What has been said seems to reach the foundation of the action; and, perhaps, we might therefore be spared the labour of meeting the exceptions taken to the admission of testimony. As, however, the case goes back for another trial, it seems proper to consider them briefly. To the first bill it will be sufficient to answer, that, so far as we are informed, it has never been the practice in Pennsylvania, to name the witnesses to be examined under a foreign commission, either in the rule, the interrogatories, or the commission itself. This may occasion in some instances inconvenience, but the remedy is by an application to the discretion of the Court, or general rules may be adopted by them for the future government of tht practice in this particular. It is not a matter of course, says Mr. Justice Baldwin in Parker v. Nixon, Bald. 291, to compel the party entering a rule, to take depositions out of the State to name the witnesses to be examined on commission, but it depends on the discretion of the Court, to be exercised under the circumstances of the case. This, to be sure, is said of New Jersey, but is equally applicable here.

There is nothing in the second bill. Following all the preceding-cases on the subject, it was ruled in Levy v. Van Buskirk, 4 Barr, 316, that the rule of policy, which forbids' a counsel to reveal information derived from his client, is confined to confidential communications, and knowledge derived from private and professional intercourse, and does not embrace those facts the counsel may become acquainted with collaterally, or those which were publicly *311disclosed by direction of the client himself. The facts to which Mr. Maxwell spoke, are of the latter description.

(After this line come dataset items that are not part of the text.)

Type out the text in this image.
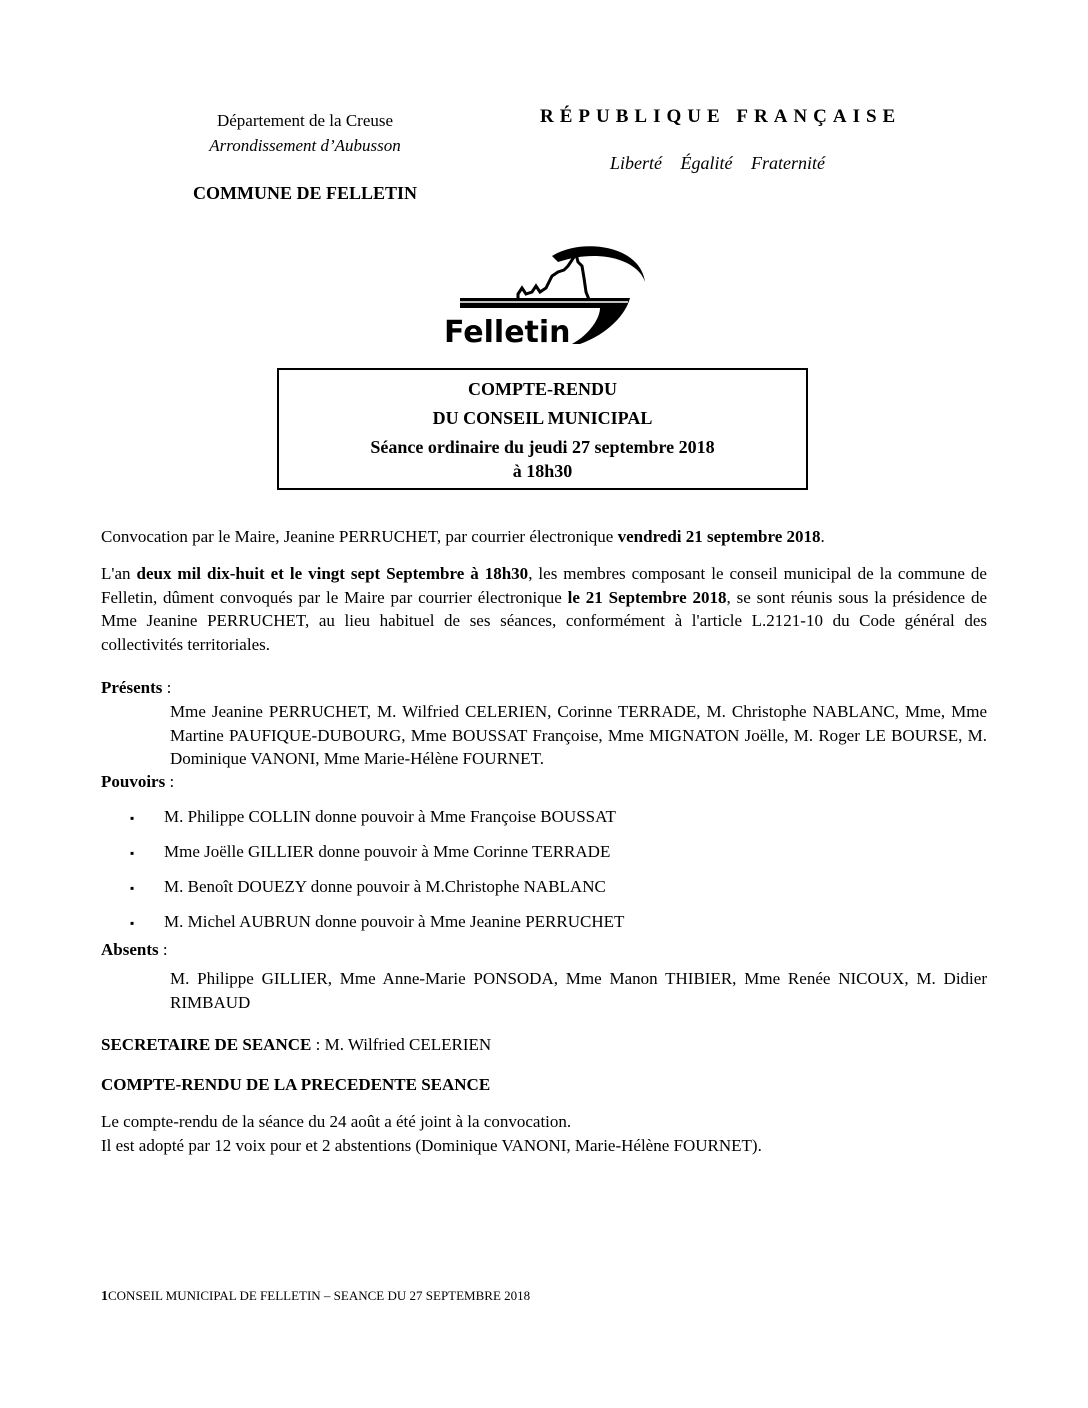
Département de la Creuse
Arrondissement d’Aubusson
COMMUNE DE FELLETIN
RÉPUBLIQUE FRANÇAISE
Liberté Égalité Fraternité
Felletin
COMPTE-RENDU
DU CONSEIL MUNICIPAL
Séance ordinaire du jeudi 27 septembre 2018
à 18h30
Convocation par le Maire, Jeanine PERRUCHET, par courrier électronique vendredi 21 septembre 2018.
L'an deux mil dix-huit et le vingt sept Septembre à 18h30, les membres composant le conseil municipal de la commune de Felletin, dûment convoqués par le Maire par courrier électronique le 21 Septembre 2018, se sont réunis sous la présidence de Mme Jeanine PERRUCHET, au lieu habituel de ses séances, conformément à l'article L.2121-10 du Code général des collectivités territoriales.
Présents :
Mme Jeanine PERRUCHET, M. Wilfried CELERIEN, Corinne TERRADE, M. Christophe NABLANC, Mme, Mme Martine PAUFIQUE-DUBOURG, Mme BOUSSAT Françoise, Mme MIGNATON Joëlle, M. Roger LE BOURSE, M. Dominique VANONI, Mme Marie-Hélène FOURNET.
Pouvoirs :
▪ M. Philippe COLLIN donne pouvoir à Mme Françoise BOUSSAT
▪ Mme Joëlle GILLIER donne pouvoir à Mme Corinne TERRADE
▪ M. Benoît DOUEZY donne pouvoir à M.Christophe NABLANC
▪ M. Michel AUBRUN donne pouvoir à Mme Jeanine PERRUCHET
Absents :
M. Philippe GILLIER, Mme Anne-Marie PONSODA, Mme Manon THIBIER, Mme Renée NICOUX, M. Didier RIMBAUD
SECRETAIRE DE SEANCE : M. Wilfried CELERIEN
COMPTE-RENDU DE LA PRECEDENTE SEANCE
Le compte-rendu de la séance du 24 août a été joint à la convocation.
Il est adopté par 12 voix pour et 2 abstentions (Dominique VANONI, Marie-Hélène FOURNET).
1CONSEIL MUNICIPAL DE FELLETIN – SEANCE DU 27 SEPTEMBRE 2018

They were ascertained by him as preliminary to his engagement as counsel, and not in the course of professional conference, and they are communicated to a public officer with the sanction of the defendants.

The third bill is equally destitute of foundation. The sheriff might surely speak of the contents of the notice. But in fact he did not do so, nor did he testify anything variant from his written return of levy.

But the judgment must be reversed, for misdirection by the Court below.

Judgment reversed, and a venire de novo awarded.